Mensagem por mabarisao em Sab Nov 26, 2016 6:35 pm

Texto: mundoeducacao.bol.uol.com.br/filosofia/empirismo.htm

Comentário:
O Empirismo derivou-se por ser uma contradição do racionalismo, outra forma de teoria do conhecimento, sendo John Locke o fundador do empirismo. Esta posição defendia que o conhecimento era obtido por meio da experiência, de acordo com as impressões que se podiam obter das outras coisas podendo estas serem complicadas ou simples.
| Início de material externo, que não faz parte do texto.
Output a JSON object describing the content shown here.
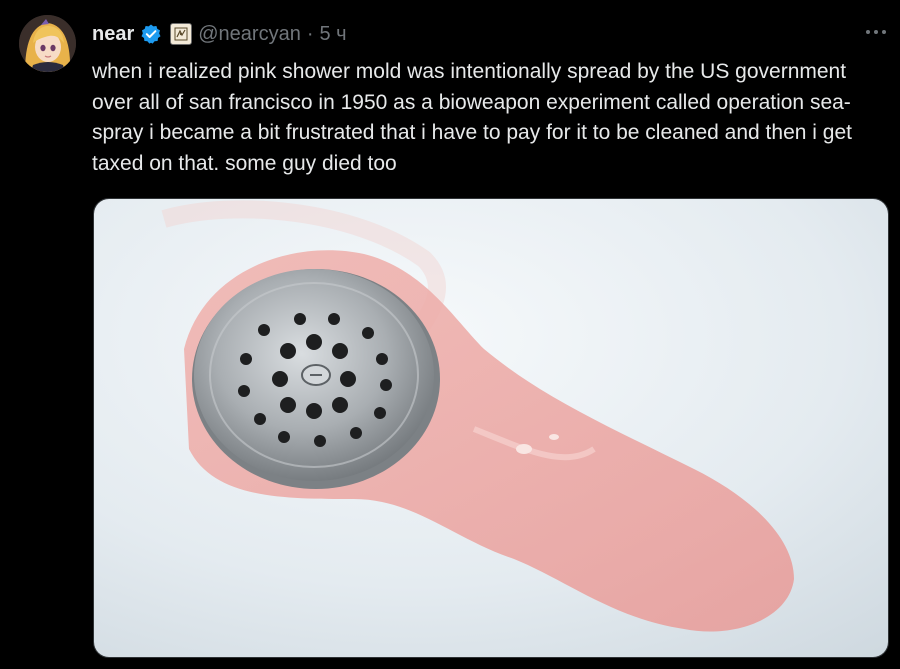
{
  "tweet": {
    "author": {
      "display_name": "near",
      "handle": "@nearcyan",
      "verified_icon": "verified-badge-icon",
      "affiliation_icon": "affiliate-badge-icon"
    },
    "separator": "·",
    "timestamp": "5 ч",
    "more_icon": "more-icon",
    "text": "when i realized pink shower mold was intentionally spread by the US government over all of san francisco in 1950 as a bioweapon experiment called operation sea-spray i became a bit frustrated that i have to pay for it to be cleaned and then i get taxed on that. some guy died too",
    "media": {
      "kind": "photo"
    }
  },
  "colors": {
    "background": "#000000",
    "text_primary": "#e7e9ea",
    "text_secondary": "#71767b",
    "verified_blue": "#1d9bf0",
    "tub_white": "#e6edf2",
    "mold_pink": "#e9a3a3"
  }
}
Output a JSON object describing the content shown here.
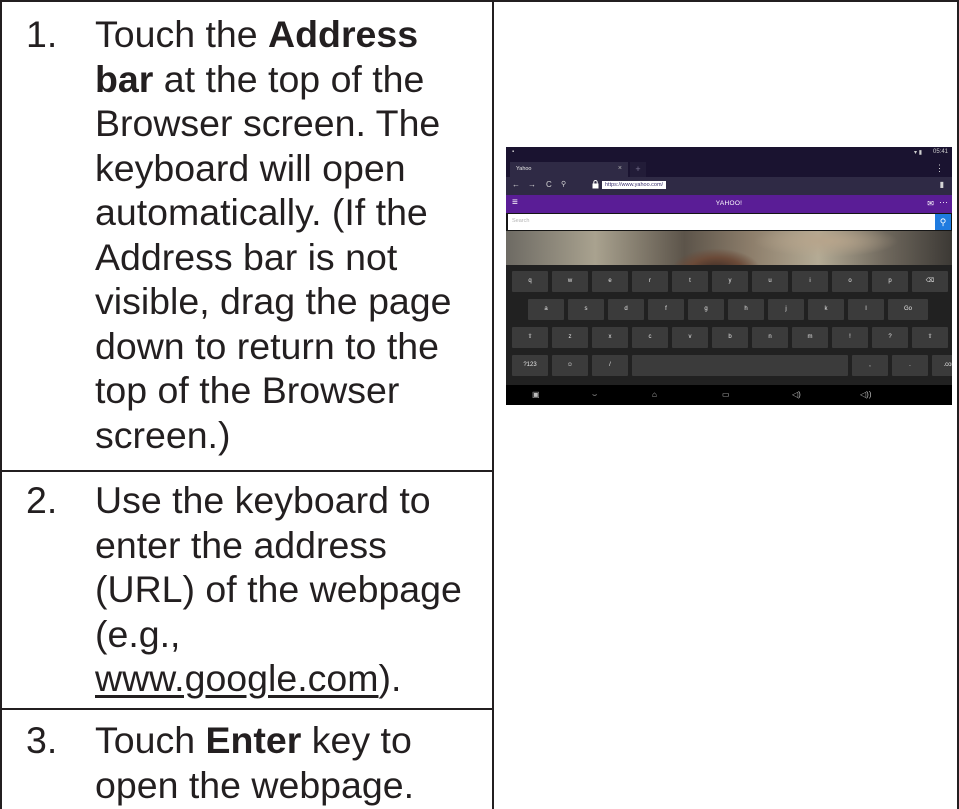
{
  "steps": [
    {
      "number": "1.",
      "segments": [
        {
          "text": "Touch the ",
          "style": "normal"
        },
        {
          "text": "Address bar",
          "style": "bold"
        },
        {
          "text": " at the top of the Browser screen. The keyboard will open automatically. (If the Address bar is not visible, drag the page down to return to the top of the Browser screen.)",
          "style": "normal"
        }
      ]
    },
    {
      "number": "2.",
      "segments": [
        {
          "text": "Use the keyboard to enter the address (URL) of the webpage (e.g., ",
          "style": "normal"
        },
        {
          "text": "www.google.com",
          "style": "underline"
        },
        {
          "text": ").",
          "style": "normal"
        }
      ]
    },
    {
      "number": "3.",
      "segments": [
        {
          "text": "Touch ",
          "style": "normal"
        },
        {
          "text": "Enter",
          "style": "bold"
        },
        {
          "text": " key to open the webpage.",
          "style": "normal"
        }
      ]
    }
  ],
  "screenshot": {
    "status_time": "05:41",
    "tab_title": "Yahoo",
    "url": "https://www.yahoo.com/",
    "site_logo": "YAHOO!",
    "search_placeholder": "Search",
    "keyboard_rows": [
      [
        "q",
        "w",
        "e",
        "r",
        "t",
        "y",
        "u",
        "i",
        "o",
        "p",
        "⌫"
      ],
      [
        "a",
        "s",
        "d",
        "f",
        "g",
        "h",
        "j",
        "k",
        "l",
        "Go"
      ],
      [
        "⇧",
        "z",
        "x",
        "c",
        "v",
        "b",
        "n",
        "m",
        "!",
        "?",
        "⇧"
      ],
      [
        "?123",
        "☺",
        "/",
        "",
        ",",
        ".",
        ".com"
      ]
    ]
  }
}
Sendo nós mesmos os responsáveis pelas ideias que obtemos sobre algo.
Locke explica que a experiência está ligada aos nossos sentidos, pois podemos ouvir, enxergar, cheirar, tocar e saborear, não nascemos sabendo que uma manga é uma manga, mas ao decorrer da nossa formação, e com a presença dos sentidos podemos enxergar as cores, o cheiro, a textura da casca, e o sabor da fruta, sendo assim, obtivemos experiência de acordo com as impressões que pode-se obter de tal coisa. Ele também compara a mente como um quadro em branco, na qual nós mesmos iremos preenchê-lo com o que pensamos e do modo como pensamos de acordo com os nossos sentidos e argumentações, já que a argumentação critica sobre algo em que acreditamos são conexões de ideias que já tivemos antes, por exemplo, seres folclóricos, contos de fada, etc. dando-se por meio dos sentidos também.
Já George Berkeley, sucessor de Locke, tinha um pensamento diferenciado, para ele o mundo não é o que pensamos ser, nós não temos conhecimento do que se trata, não é o que achamos que é realmente. Ele acreditava que tudo era muito mais complexo do que parece ser, e não o simples que podemos notar. Com isto, surgiu um outro filosofo, mais radical que Berkeley: David Hume. Para ele todas as relações que inventamos entre o que reconhecemos não são conhecimentos verdadeiros, ou seja tudo o que raciocinamos como verdadeiro, é na realidade, nossa imaginação, e não existem. Neste caso, a matemática por exemplo, não existe na realidade, é somente algo que projetamos em nossas imaginações.
Ou seja, se não pode ser verificada pelos nossos sentidos dando-nos experiência, de acordo com o empirismo, são ideias falsas e descartáveis.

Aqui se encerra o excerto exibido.